The servants brought in decadent cakes and set them before the guests, but Benjamin’s portion was five times larger than any of his brothers.

Wine flowed liberally into the afternoon.

Inspiration: Genesis 43

Warm reception

Zaphenath greeted the travelers as they made their way into the courtyard, and he instantly recognized the eyes of his mother in the face of Benjamin. He called for his steward and said, “These men will dine with me at noon. Escort them into the house, and prepare a feast, sparing no expense.”

The steward followed his orders, and the brothers found themselves in a large chamber with high ceilings.
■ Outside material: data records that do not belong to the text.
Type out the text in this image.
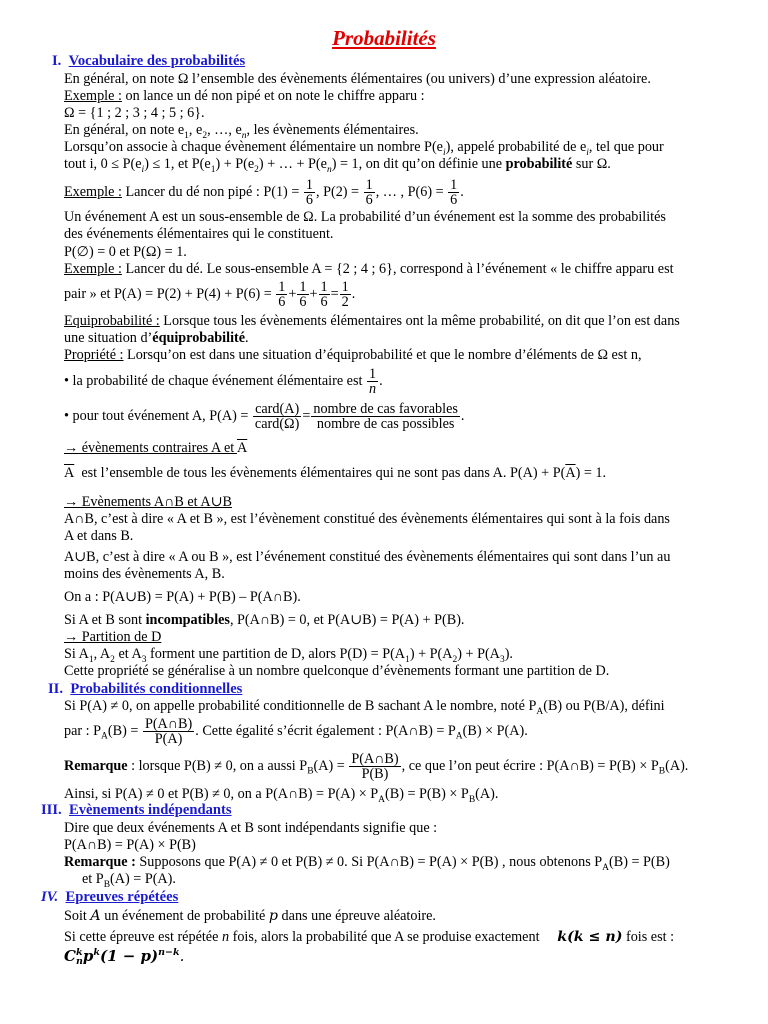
Probabilités
I. Vocabulaire des probabilités
En général, on note Ω l’ensemble des évènements élémentaires (ou univers) d’une expression aléatoire.
Exemple : on lance un dé non pipé et on note le chiffre apparu :
Ω = {1 ; 2 ; 3 ; 4 ; 5 ; 6}.
En général, on note $e_1$, $e_2$, …, $e_n$, les évènements élémentaires.
Lorsqu’on associe à chaque évènement élémentaire un nombre $P(e_i)$, appelé probabilité de $e_i$, tel que pour
tout i, $0 \le P(e_i) \le 1$, et $P(e_1) + P(e_2)$ + … + $P(e_n) = 1$, on dit qu’on définie une probabilité sur Ω.
Exemple : Lancer du dé non pipé : $P(1) = \frac{1}{6}$ , $P(2) = \frac{1}{6}$ , … , $P(6) = \frac{1}{6}$ .
Un événement A est un sous-ensemble de Ω. La probabilité d’un événement est la somme des probabilités
des événements élémentaires qui le constituent.
P(∅) = 0 et P(Ω) = 1.
Exemple : Lancer du dé. Le sous-ensemble A = {2 ; 4 ; 6}, correspond à l’événement « le chiffre apparu est
pair » et $P(A) = P(2) + P(4) + P(6) = \frac{1}{6} + \frac{1}{6} + \frac{1}{6} = \frac{1}{2}$ .
Equiprobabilité : Lorsque tous les évènements élémentaires ont la même probabilité, on dit que l’on est dans
une situation d’équiprobabilité.
Propriété : Lorsqu’on est dans une situation d’équiprobabilité et que le nombre d’éléments de Ω est n,
• la probabilité de chaque événement élémentaire est $\frac{1}{n}$ .
• pour tout événement A, $P(A) = \frac{\text{card(A)}}{\text{card(Ω)}} = \frac{\text{nombre de cas favorables}}{\text{nombre de cas possibles}}$ .
→ évènements contraires A et $\overline{A}$
$\overline{A}$  est l’ensemble de tous les évènements élémentaires qui ne sont pas dans A. $P(A) + P(\overline{A}) = 1$.
→ Evènements A∩B et A∪B
A∩B, c’est à dire « A et B », est l’évènement constitué des évènements élémentaires qui sont à la fois dans
A et dans B.
A∪B, c’est à dire « A ou B », est l’événement constitué des évènements élémentaires qui sont dans l’un au
moins des évènements A, B.
On a : P(A∪B) = P(A) + P(B) – P(A∩B).
Si A et B sont incompatibles, P(A∩B) = 0, et P(A∪B) = P(A) + P(B).
→ Partition de D
Si $A_1$, $A_2$ et $A_3$ forment une partition de D, alors $P(D) = P(A_1) + P(A_2) + P(A_3)$.
Cette propriété se généralise à un nombre quelconque d’évènements formant une partition de D.
II. Probabilités conditionnelles
Si P(A) ≠ 0, on appelle probabilité conditionnelle de B sachant A le nombre, noté $P_A(B)$ ou P(B/A), défini
par : $P_A(B) = \frac{P(A\cap B)}{P(A)}$ . Cette égalité s’écrit également : P(A∩B) = $P_A(B) \times P(A)$.
Remarque : lorsque P(B) ≠ 0, on a aussi $P_B(A) = \frac{P(A\cap B)}{P(B)}$ , ce que l’on peut écrire : P(A∩B) = $P(B) \times P_B(A)$.
Ainsi, si P(A) ≠ 0 et P(B) ≠ 0, on a P(A∩B) = $P(A) \times P_A(B) = P(B) \times P_B(A)$.
III. Evènements indépendants
Dire que deux événements A et B sont indépendants signifie que :
P(A∩B) = P(A) × P(B)
Remarque : Supposons que P(A) ≠ 0 et P(B) ≠ 0. Si P(A∩B) = P(A) × P(B) , nous obtenons $P_A(B) = P(B)$
et $P_B(A) = P(A)$.
IV. Epreuves répétées
Soit A un événement de probabilité p dans une épreuve aléatoire.
Si cette épreuve est répétée n fois, alors la probabilité que A se produise exactement     k(k ≤ n) fois est :
C k
n $p^k(1 - p)^{n-k}$.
Its walls were adorned with color drawings of battle scenes, harvest festivals, and royal weddings. Three servants came in, dressed in loincloths, each carrying a bowl of water and a towel. Two more servants followed with a pitcher of water and cups. They all smelled strongly of incense.

Judah lifted a foot tentatively as a servant cradled his heel in his hand and began wiping off the dust. He whispered to Reuben. “Is this a trap?”

Reuben shrugged, his eyes watching the entrance to the room. He looked into his cup and gave it a sniff before taking a sip. It was pure water, refreshing to the taste.

“It’s about the money,” Judah said, his eyes blinking rapidly. “He brought us here to make us slaves.”

Seeing the steward come in, Reuben approached him. “Lord, there’s been a misunderstanding,” he began to explain. “We paid for grain on our first trip, but after we left the city to return home, we found that we still had every shekel in our possession.” Then motioning to a large sack he had brought in, he said, “We’ve brought the money back in addition to money for more grain.”

The steward put up a hand. “Relax, your God must have worked some good magic. I got your money on the first visit.”

At that moment, Simeon walked in, unchained. He looked as mean as usual but relatively healthy. “Hello, brothers,” he said with a mischievous smile. “Did you miss me?”

“Now, when you’re finished here, we’ll adjourn to the dining hall,” the steward said, clapping Reuben on the back. “Your donkeys are already feasting in my barns.”